Let's say I have three .json files containing this information:
employees.json:

{
"employee_id":1,
"name":"John"
},
{
"employee_id":2,
"name":"Elton"
}

companies.json:

{
"company_id":1001,
"company_name":"ACME"
},
{
"company_id":1002,
"company_name":"Capsule"
}

where_they_work.json:

{
"company_id":1001,
"employee_id":1
},
{
"company_id":1001,
"employee_id":"2
}

What I want to have, at the end, is one document in Elasticsearch with this information:
Expected result:

{
"employee_id":1,
"name":"John",
"company_name": "ACME"
},
{
"employee_id":2,
"name":"Elton",
"company_name": "ACME"
}

What's the best approach to achive it? I can imagine at least this options:

  1. Dictionaries (logstash, not good idea, because I'll need to manually update the dictinonary all the time)
  2. Data Enrichment: Can work, but don't know if it will work with the three .json/indexes, maybe with two works fine.. I don't know.
  3. "Fancier" options: Rollups? Transforms? Other?

Please help!

Are you already using Logstash? How are you indexing your data?
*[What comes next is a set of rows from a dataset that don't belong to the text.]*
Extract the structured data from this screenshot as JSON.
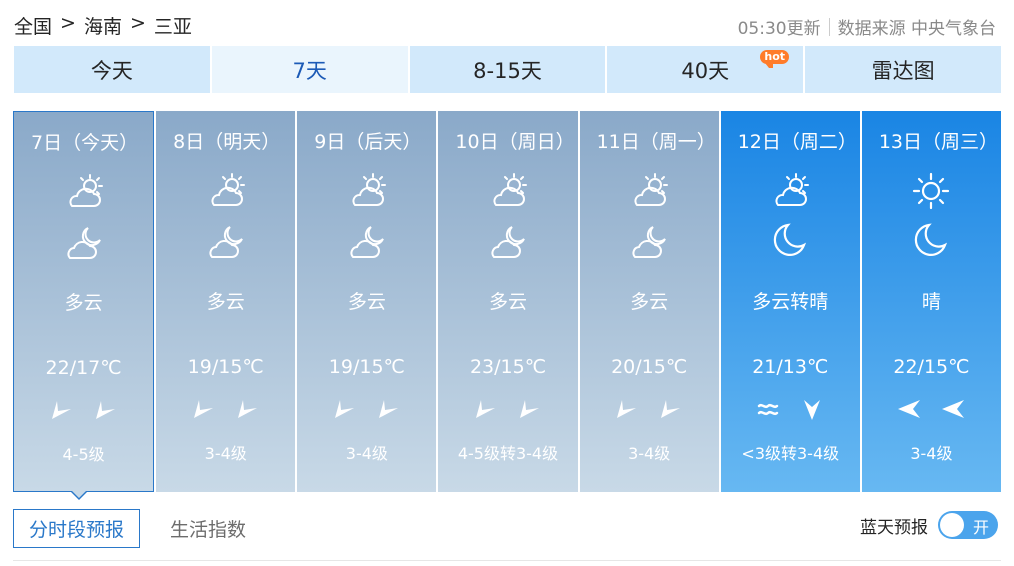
{
  "breadcrumb": {
    "items": [
      "全国",
      "海南",
      "三亚"
    ],
    "separator": ">"
  },
  "source": {
    "update_time": "05:30更新",
    "source_label": "数据来源 中央气象台"
  },
  "tabs": [
    {
      "label": "今天",
      "active": false
    },
    {
      "label": "7天",
      "active": true
    },
    {
      "label": "8-15天",
      "active": false
    },
    {
      "label": "40天",
      "active": false,
      "badge": "hot"
    },
    {
      "label": "雷达图",
      "active": false
    }
  ],
  "days": [
    {
      "date": "7日（今天）",
      "day_icon": "partly-cloudy-day-icon",
      "night_icon": "partly-cloudy-night-icon",
      "weather": "多云",
      "temp": "22/17℃",
      "wind_icons": [
        "arrow-left-down-icon",
        "arrow-left-down-icon"
      ],
      "wind_level": "4-5级",
      "style": "gray",
      "selected": true
    },
    {
      "date": "8日（明天）",
      "day_icon": "partly-cloudy-day-icon",
      "night_icon": "partly-cloudy-night-icon",
      "weather": "多云",
      "temp": "19/15℃",
      "wind_icons": [
        "arrow-left-down-icon",
        "arrow-left-down-icon"
      ],
      "wind_level": "3-4级",
      "style": "gray"
    },
    {
      "date": "9日（后天）",
      "day_icon": "partly-cloudy-day-icon",
      "night_icon": "partly-cloudy-night-icon",
      "weather": "多云",
      "temp": "19/15℃",
      "wind_icons": [
        "arrow-left-down-icon",
        "arrow-left-down-icon"
      ],
      "wind_level": "3-4级",
      "style": "gray"
    },
    {
      "date": "10日（周日）",
      "day_icon": "partly-cloudy-day-icon",
      "night_icon": "partly-cloudy-night-icon",
      "weather": "多云",
      "temp": "23/15℃",
      "wind_icons": [
        "arrow-left-down-icon",
        "arrow-left-down-icon"
      ],
      "wind_level": "4-5级转3-4级",
      "style": "gray"
    },
    {
      "date": "11日（周一）",
      "day_icon": "partly-cloudy-day-icon",
      "night_icon": "partly-cloudy-night-icon",
      "weather": "多云",
      "temp": "20/15℃",
      "wind_icons": [
        "arrow-left-down-icon",
        "arrow-left-down-icon"
      ],
      "wind_level": "3-4级",
      "style": "gray"
    },
    {
      "date": "12日（周二）",
      "day_icon": "partly-cloudy-day-icon",
      "night_icon": "moon-icon",
      "weather": "多云转晴",
      "temp": "21/13℃",
      "wind_icons": [
        "variable-wind-icon",
        "arrow-down-icon"
      ],
      "wind_level": "<3级转3-4级",
      "style": "blue"
    },
    {
      "date": "13日（周三）",
      "day_icon": "sun-icon",
      "night_icon": "moon-icon",
      "weather": "晴",
      "temp": "22/15℃",
      "wind_icons": [
        "arrow-left-icon",
        "arrow-left-icon"
      ],
      "wind_level": "3-4级",
      "style": "blue"
    }
  ],
  "bottom_tabs": [
    {
      "label": "分时段预报",
      "active": true
    },
    {
      "label": "生活指数",
      "active": false
    }
  ],
  "blue_sky": {
    "label": "蓝天预报",
    "toggle_text": "开"
  },
  "colors": {
    "tab_bg": "#d2e9fb",
    "active_tab_text": "#1c5ab6",
    "hot_badge": "#ff7c2a",
    "gray_card_top": "#8aa9c9",
    "blue_card_top": "#1a85e4",
    "toggle": "#4ba4ec"
  }
}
This can be done in a easy way using the translate filter in logstash, but you would need to change the format of your json files.

But how, depends on which information is the source and which one you want to enrich.

For example, your documents have the company_id and employee_id fields with their numeric IDs and you want to enrich with the the name of company and employee?

Yes, I'm using Logstash to ship the data from the .json files to Elasticsearch.
The usage of the translate filter plugin is the one I meant when I said using dictionaries. I can do that, but the problem is this data will be dynamic, so I'll be obly to update the dictionary too often.
So far, the only data is in ES is the one is in employees.json of my example. I have to deicide how to put the other information in ES in order to have the company_name in the same index where now is the original info (employee_id and name in my example).

I would say that is way easier to enrich the data before indexing it.

Rollups are deprecated, it was replaced by downsample, but this only works for metrics, it is not used to enrich data.

Transform is also not used to enrich data, but to summarize it like get the last login of a user and things like that.

To enrich the data you have may use some filters in Logstash, like the translate filter or the enrich processor in an Elasticsearch ingest pipeline.

Personally I do not like using the enrich processor, it is less flexible than the translate filter in Logstash and I only use it when I'm not using Logstash.

So the best way in my opinion would be to use the translate filter.

If your events arriving in Logstash are like this:

{ "employee_id":1, "name":"John" }

You would need at least 2 translate filters, one to get the company_id for the user and other to get the company_name for the company_id.

The first dictionary could be like this, where the key is the employee id and the value is the company id:

"1": "1001"
"2": "1001"

And the second the key would be the company id and the value the company name:

"1001": "ACME"
"1002": "Capsule"

Your translate filters could look like this:

translate {
	source => "employee_id"
	target => "company_id"
	dictionary_path => "/path/to/the/file/company_id.yml"
	refresh_interval => 60
	fallback => "unknown company id"
}

translate {
	source => "company_id"
	target => "company_name"
	dictionary_path => "/path/to/the/file/company_name.yml"
	refresh_interval => 60
	fallback => "unknown company name"
	remove_field => ["company_id"]
}

This will result in your expected result.

Can you not automate this? The dictionary can be an external file and the translate filter can refresh it automatically, so the process of updating the dictionary can be automated.

I have multiple scenarios like this with automation scripts in bash or python updating the dictionary files.

I guess you're right. I'll try to figure it out how to automate the refreshing of that dictionaries. Thanks for your help.